= Abortion in Slovenia =

Abortion in Slovenia was legalized for the first time in January 1952 and in its current form in July 1977.

Abortion is available on-demand without further conditions for women whose pregnancies have not exceeded 10 weeks. After the 10th week, it must be approved by a medical committee of the first or second level. From the 22nd week, it is termed stillbirth. The final limit for abortion is 28 weeks. For most women, abortion is free.

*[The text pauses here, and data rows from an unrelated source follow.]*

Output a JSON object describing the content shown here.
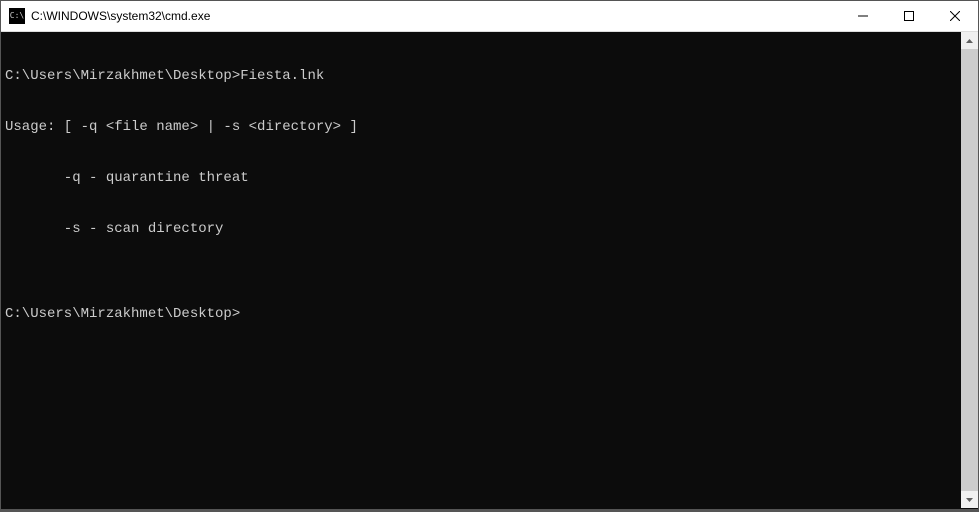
{
  "window": {
    "title": "C:\\WINDOWS\\system32\\cmd.exe",
    "icon_label": "cmd-icon"
  },
  "console": {
    "lines": [
      "C:\\Users\\Mirzakhmet\\Desktop>Fiesta.lnk",
      "Usage: [ -q <file name> | -s <directory> ]",
      "       -q - quarantine threat",
      "       -s - scan directory",
      "",
      "C:\\Users\\Mirzakhmet\\Desktop>"
    ]
  },
  "colors": {
    "console_bg": "#0c0c0c",
    "console_fg": "#cccccc",
    "titlebar_bg": "#ffffff"
  }
}
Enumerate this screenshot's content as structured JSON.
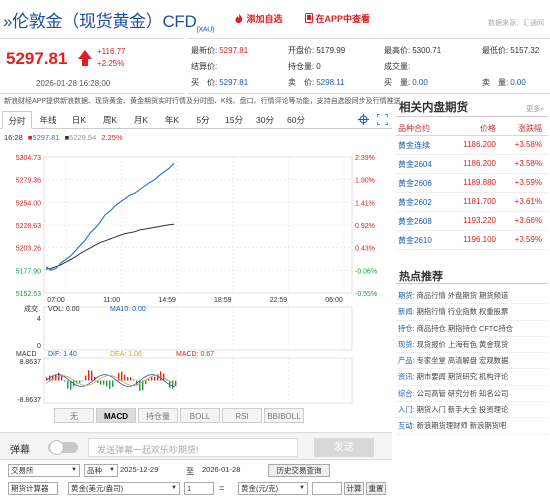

Minors do not require parental consent before undergoing an abortion. Parents are usually notified unless the minor is already fully emancipated.

==Legal history==
Abortion was originally legalised in the territory of current Slovenia with a decree (Uredba
o postopku za dovoljeno odpravo plodu) in January 1952.

In April 1969, the Resolution on Family Planning (Resolucija o planiranju družine) defined the politics of voluntary family planning and included abortion as the least desired method of birth control.

In February 1974, the freedom of choice in the birth of children was defined in the federal constitution of Yugoslavia. This provision was the basis for the 1977 Health Measures in Exercising Freedom of Choice in Childbearing Act (Zakon o zdravstvenih ukrepih pri uresničevanju pravice do svobodnega odločanja o rojstvu otrok).

In December 1991, after Slovenia gained independence, a new constitution was adopted which kept the provision in Article 55. According to the Health Services Act (Zakon o zdravstveni dejavnosti) passed in 1992, doctors are allowed to exempt themselves from performing abortions if they disagree with the practice for ethical or religious reasons.

==Constitutional aspect==
Article 55 of the Slovenian constitution reads:

"(Freedom of Choice in Childbearing)

Everyone shall be free to decide whether to bear children.

The state shall guarantee the opportunities for exercising this freedom and shall create
such conditions as will enable parents to decide to bear children."

Whether this includes the right to abortion is an unresolved question that could only be definitely answered by the Constitutional Court of Slovenia.

==Statistics==
The incidence of abortion in Slovenia has been declining. In 2009, 18% of pregnancies in Slovenia ended in abortion, down from a peak of 41.6% in 1982. As of 2009, the abortion rate was 11.5 abortions per 1000 women aged 15–44 years. In 2017, 3,529 abortions were performed, and in 2022, 2,996 abortions were performed.

==Methods==
Abortion may be surgical or medical. The surgical method is preferred for women prior to the 10th week and those who have already given birth. Medical abortion may be performed in a hospital or under certain conditions at home. Mifepristone (medical abortion) was registered in 2013.